Nel 2009 Mark Fisher pubblicava Realismo capitalista, un’opera il cui sottotitolo parla da solo: Esiste un’alternativa? Fisher intendeva esprimere, con l’amarezza tipica di un intellettuale consapevole dell’irreversibilità dei processi di lunga durata, il fatto che all’inizio del Ventunesimo secolo il sistema capitalistico sembra ormai costituire l’intero orizzonte del possibile e dell’immaginabile, al punto che l’affermazione propagandistica di Margareth Thatcher “there is no alternative” è ormai diventata la convinzione fondamentale che struttura l’immagine del mondo oggi diffusa nella popolazione. Che non ci sia alcuna alternativa rispetto ad una società strutturata intorno ai processi di mercato, alle diseguaglianze che conseguono agli esiti spontanei del mercato capitalisticamente strutturato, alla competizione interindividuale, alla necessità di concepire sé stessi come imprenditori in possesso di un capitale umano e che devono economizzare costantemente nell’uso del proprio tempo e raggiungere il maggior risultato nelle relazioni con gli altri, è ormai semplice “senso comune”, una pura e semplice constatazione dell’incontestabile “normalità delle cose”.

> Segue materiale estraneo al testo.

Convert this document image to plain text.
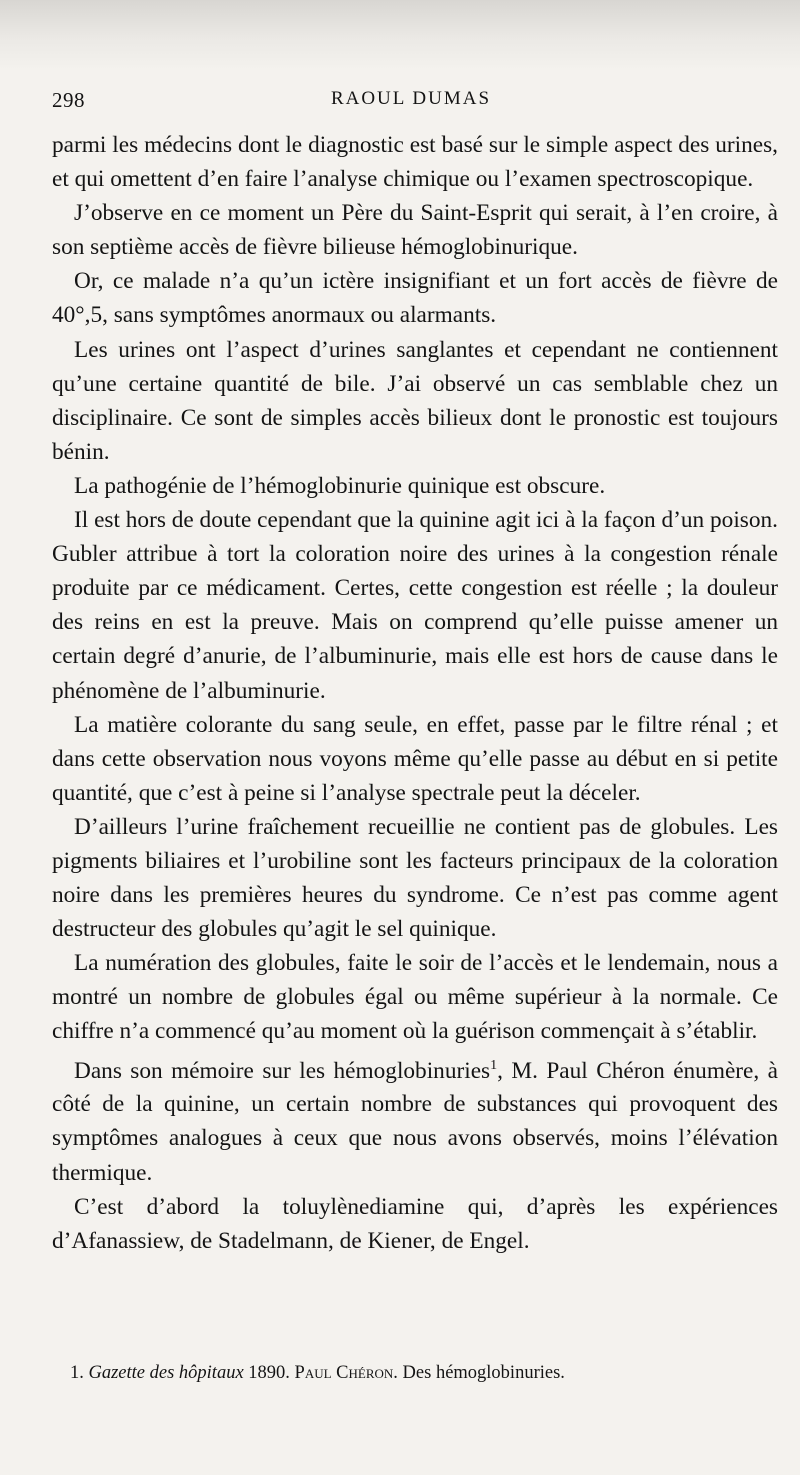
298	RAOUL DUMAS

parmi les médecins dont le diagnostic est basé sur le simple aspect des urines, et qui omettent d’en faire l’analyse chimique ou l’examen spectroscopique.

J’observe en ce moment un Père du Saint-Esprit qui serait, à l’en croire, à son septième accès de fièvre bilieuse hémoglobinurique.

Or, ce malade n’a qu’un ictère insignifiant et un fort accès de fièvre de 40°,5, sans symptômes anormaux ou alarmants.

Les urines ont l’aspect d’urines sanglantes et cependant ne contiennent qu’une certaine quantité de bile. J’ai observé un cas semblable chez un disciplinaire. Ce sont de simples accès bilieux dont le pronostic est toujours bénin.

La pathogénie de l’hémoglobinurie quinique est obscure.

Il est hors de doute cependant que la quinine agit ici à la façon d’un poison. Gubler attribue à tort la coloration noire des urines à la congestion rénale produite par ce médicament. Certes, cette congestion est réelle ; la douleur des reins en est la preuve. Mais on comprend qu’elle puisse amener un certain degré d’anurie, de l’albuminurie, mais elle est hors de cause dans le phénomène de l’albuminurie.

La matière colorante du sang seule, en effet, passe par le filtre rénal ; et dans cette observation nous voyons même qu’elle passe au début en si petite quantité, que c’est à peine si l’analyse spectrale peut la déceler.

D’ailleurs l’urine fraîchement recueillie ne contient pas de globules. Les pigments biliaires et l’urobiline sont les facteurs principaux de la coloration noire dans les premières heures du syndrome. Ce n’est pas comme agent destructeur des globules qu’agit le sel quinique.

La numération des globules, faite le soir de l’accès et le lendemain, nous a montré un nombre de globules égal ou même supérieur à la normale. Ce chiffre n’a commencé qu’au moment où la guérison commençait à s’établir.

Dans son mémoire sur les hémoglobinuries$^1$, M. Paul Chéron énumère, à côté de la quinine, un certain nombre de substances qui provoquent des symptômes analogues à ceux que nous avons observés, moins l’élévation thermique.

C’est d’abord la toluylènediamine qui, d’après les expériences d’Afanassiew, de Stadelmann, de Kiener, de Engel.

1. Gazette des hôpitaux 1890. Paul Chéron. Des hémoglobinuries.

Il semplice pensiero dell’alternativa possibile è stato relegato nella dimensione dell’utopia che non merita più di una romantica approvazione sul piano puramente ideale, laddove non invece esplicito scherno e richiami ad essere pragmatici e “realisti”, a guardare il mondo per ciò che è senza troppe pretese rivoluzionarie e filtri ideologici ormai desueti ed anacronistici.

 

La naturalizzazione del sistema capitalistico

Siamo di fronte, insomma, alla definitiva naturalizzazione del sistema capitalistico, e cioè alla perdita della capacità di comprendere che la società capitalistica di mercato non è la realtà assoluta della civiltà umana, bensì una forma di società storicamente determinata. Marx definiva “ideologia” tale meccanismo di naturalizzazione, di fronte a cui oggi non sembra esserci possibilità di disvelamento. La naturalizzazione del sistema capitalistico e mercantile prosegue ormai da più di duecento anni, nel solco della convinzione smithiana della propensione naturale dell’essere umano al traffico, al baratto e allo scambio: ne La ricchezza delle nazioni (1776) Adam Smith sosteneva che l’uomo possiede una naturale propensione allo scambio, e quindi che il sistema di mercato si fosse sviluppato a partire da atti di scambio interindividuali. Secondo questa impostazione l’homo œconomicus, una figura antropologica utilitarista, calcolatrice e massimizzante, costituirebbe l’essenza della natura umana, la verità dell’essere umano che nelle società premoderne è stata oppressa e limitata da valori religiosi, principi morali e sistemi politici illiberali, e che nella società capitalistica di mercato ha potuto finalmente manifestarsi pienamente.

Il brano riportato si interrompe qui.